Indexing attachments

In addition to Drupal nodes, Acquia Search results presented to your users can include files that contain matches to the search query. File formats that can be indexed include HTML, XML, Microsoft Office documents, OpenDocument, PDF, RTF, .zip and other compression formats, text formats, audio formats, video formats and more. For a complete list of supported document formats, see the Apache Tika documentation.

Search results for attached files display a direct link to the attached file as well as the node to which it is attached:

Attachments in search results

Searching file attachments requires the Apache Solr Attachments module. The Apache Solr Attachments module uses the Apache Tika Content Analysis Toolkit (currently Tika version 0.10) to detect and extract meta data and structured text content from a wide variety of file formats. Once extracted, this information is indexed and available to your users via Acquia Search.

Installing the Apache Solr Attachments module

To index attachments, you must install and enable the Apache Solr Attachments module on your website. Then, on the Apache Solr search > Configuration > Default Index page, under Configuration, select File as an entity to be indexed, and then click Save.

What to index

The Apache Solr Search configuration page now displays the Attachments tab. Use the settings on this tab to configure the file attachment indexing settings.

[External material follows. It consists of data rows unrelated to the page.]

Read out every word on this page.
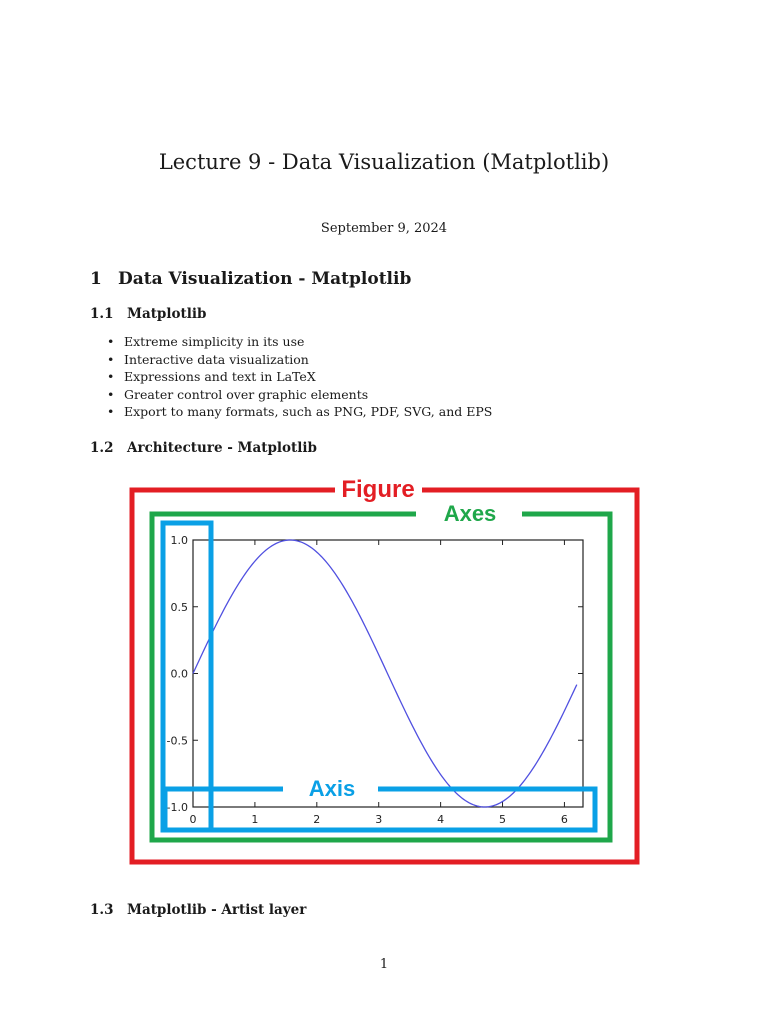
Lecture 9 - Data Visualization (Matplotlib)
September 9, 2024
1 Data Visualization - Matplotlib
1.1 Matplotlib
• Extreme simplicity in its use
• Interactive data visualization
• Expressions and text in LaTeX
• Greater control over graphic elements
• Export to many formats, such as PNG, PDF, SVG, and EPS
1.2 Architecture - Matplotlib
Figure
Axes
0	1	2	3	4	5	6
1.0
0.5
0.0
-0.5
-1.0
Axis
1.3 Matplotlib - Artist layer
1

Configuring file attachment index settings

The Attachments tab of the Apache Solr Search configuration page contains the following configuration options for indexing attachments in Apache Solr Search:

Search - File Attachments configuration tab

Item Description
1. Excluded file extensions A space-separated list of file extensions that are excluded from indexing. Modify this list to suit the needs of your site. Extensions are internally mapped to a MIME type, so it is not necessary to include variations that map to the same type. For example, tif is sufficient to exclude both the tif and tiff file extensions.
2. Extract using Acquia Search includes Apache Tika for indexing documents. For best performance, select Solr (remote server).
3. Tika directory path Leave this blank.
4. Tika jar file Leave this set to the default value is tika-app-1.1.jar.

Index and cache controls

File attachments get indexed at the same time as their parent entities. Under Actions, you can:

Action Description
Clear the attachment text extraction cache Clears all extracted data.
Delete the attachments from index Deletes all the attached files on your site from the Acquia Search index. You need to do this if you change what types of files should be indexed, if your search index becomes corrupted, or if you install a new schema.xml.
Test your tika extraction Tests if your Tika configuration settings work.